社会復帰のリハビリとして緩く働くことを決意した私は、実家のある九州からスーツケース1つで家も決めずに上京したのである。
東京での生活はとても楽しかった。田舎者の私からすると、都会の一番の魅力は、多種多様な人間が存在することである。
その最たる地が東京だ。
変な人間に出会う頻度が田舎とは比べものにならない。
刺激的な街。
それから約2年の間を東京で過ごした。
だが、私にとってのこの生活はあくまでもリハビリ期間である。また海外で暮らしたい気持ちが募っていた。
この時の私は、日本で過ごす日々は無駄な時間だと決めつけていた。
オーストラリアからの帰国後、またすぐに海外へ行きたいと思っていたのに実行できないことへの焦りからだ。
そして私は、何の不満もなかった職場をとりあえず辞め、実家に帰ることにした。
仕事を辞めてしまえば何か新しいことを始めるしかない状況に、自らを追い込んだのである。
それは、2本目の親知らずを抜いた2ヶ月後のことであった。
私が人生で謎の行動力を発揮する瞬間というものは、自分が停滞していると感じた時だ。
ここまで私の数年史をたらたら書いてしまったが、つまり言いたいことはこれだ。
▽
話を戻そう。
2年前、東京にいた私は、スイスと出会った。
そしてその2ヶ月後には会社を辞め、新たな地としてカナダにワーホリに行く決意をしていた。
なぜ、カナダを選んだのか?
まず、すぐにスイスに行くお金がなかった。
それなら、また海外で働いて稼げば良い。
カナダならスイスに近いしビザも取りやすい。
という、全くもってカナダに敬意もクソもない理由で選んだ。
私は文字通り、スイスに行くためにカナダに来たのである。
そしてこの春、カナダでこつこつとお金を貯め、念願叶ってのスイス旅行を計画していたのだ。
最初に心惹かれた日から2年。飛行機もホテルも手配し、旅のしおりを作ってしまうほど準備を重ねた。
だが結果的には前述のようにキャンセルすることになった。
私がキャンセルを決意したのは、まだスイスもカナダも国境閉鎖をする前だった。だがヨーロッパでは日に日に感染が拡大していた。
旅行を決行することもまだ可能であった時期だ。
自分の利益だけを考えるならば、私はこの時点でも行こうと考えていただろう。
しかし、スイス旅行後に日本への帰国が迫っていた。自分が感染し親に移しでもしたら、私はスイスに行ったことを一生後悔してしまうかもしれない。そんなことを考えれば、キャンセルする以外の選択肢は無かったのだ。

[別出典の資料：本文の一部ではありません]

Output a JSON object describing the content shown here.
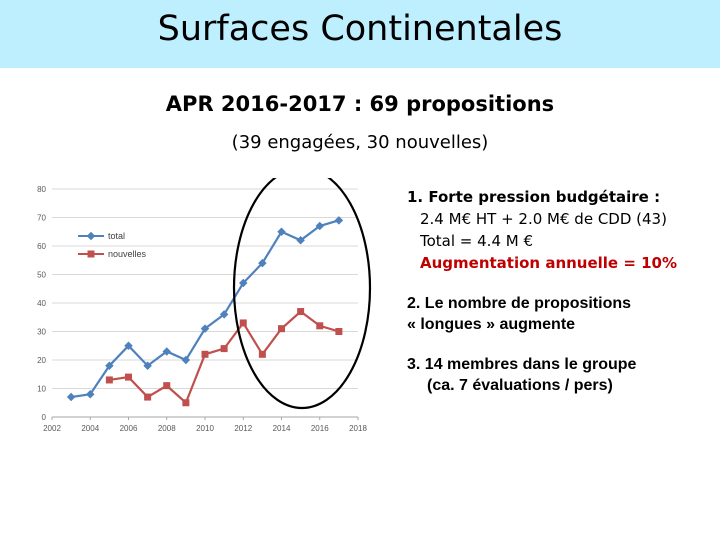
{
  "slide": {
    "title": "Surfaces Continentales",
    "subtitle": "APR 2016-2017 : 69 propositions",
    "subsubtitle": "(39 engagées, 30 nouvelles)"
  },
  "notes": {
    "item1_heading": "1. Forte pression budgétaire :",
    "item1_line1": "2.4 M€ HT + 2.0 M€ de CDD (43)",
    "item1_line2": "Total = 4.4 M €",
    "item1_line3": "Augmentation annuelle = 10%",
    "item2_line1": "2. Le nombre de propositions",
    "item2_line2": "« longues » augmente",
    "item3_line1": "3. 14 membres dans le groupe",
    "item3_line2": "(ca. 7 évaluations / pers)"
  },
  "colors": {
    "total": "#4f81bd",
    "nouvelles": "#c0504d",
    "title_band": "#bdefff",
    "highlight": "#c00000",
    "ellipse": "#000000"
  },
  "chart_data": {
    "type": "line",
    "xlim": [
      2002,
      2018
    ],
    "ylim": [
      0,
      80
    ],
    "xticks": [
      "2002",
      "2004",
      "2006",
      "2008",
      "2010",
      "2012",
      "2014",
      "2016",
      "2018"
    ],
    "yticks": [
      "0",
      "10",
      "20",
      "30",
      "40",
      "50",
      "60",
      "70",
      "80"
    ],
    "grid": true,
    "legend_position": "top-left",
    "annotation": "ellipse around 2011–2017",
    "series": [
      {
        "name": "total",
        "x": [
          2003,
          2004,
          2005,
          2006,
          2007,
          2008,
          2009,
          2010,
          2011,
          2012,
          2013,
          2014,
          2015,
          2016,
          2017
        ],
        "y": [
          7,
          8,
          18,
          25,
          18,
          23,
          20,
          31,
          36,
          47,
          54,
          65,
          62,
          67,
          69
        ]
      },
      {
        "name": "nouvelles",
        "x": [
          2005,
          2006,
          2007,
          2008,
          2009,
          2010,
          2011,
          2012,
          2013,
          2014,
          2015,
          2016,
          2017
        ],
        "y": [
          13,
          14,
          7,
          11,
          5,
          22,
          24,
          33,
          22,
          31,
          37,
          32,
          30
        ]
      }
    ]
  }
}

もちろん、理屈ではわかっていても、自分の感情は納得しなかった。
2年前から行きたいと願い、そのためにカナダまでやってきて、お金を貯め、準備をした。
しばらくは、この自分の思いの熱量をどこに昇華して良いか分からずに落ち込んだ。前向きにはなれなかった。
「私は、ただ旅行をしにスイスに行こうとしていたんじゃない。
スイスに人生を見つけに行こうとしていたのだ。」
大したことはしていないがこの年まで生きていると、自分の人生で避けては通れないものが見えて来る感覚がある。
私の人生でいうと、「スイスに行くこと」「多言語を学ぶこと」「言葉を残すこと」などだ。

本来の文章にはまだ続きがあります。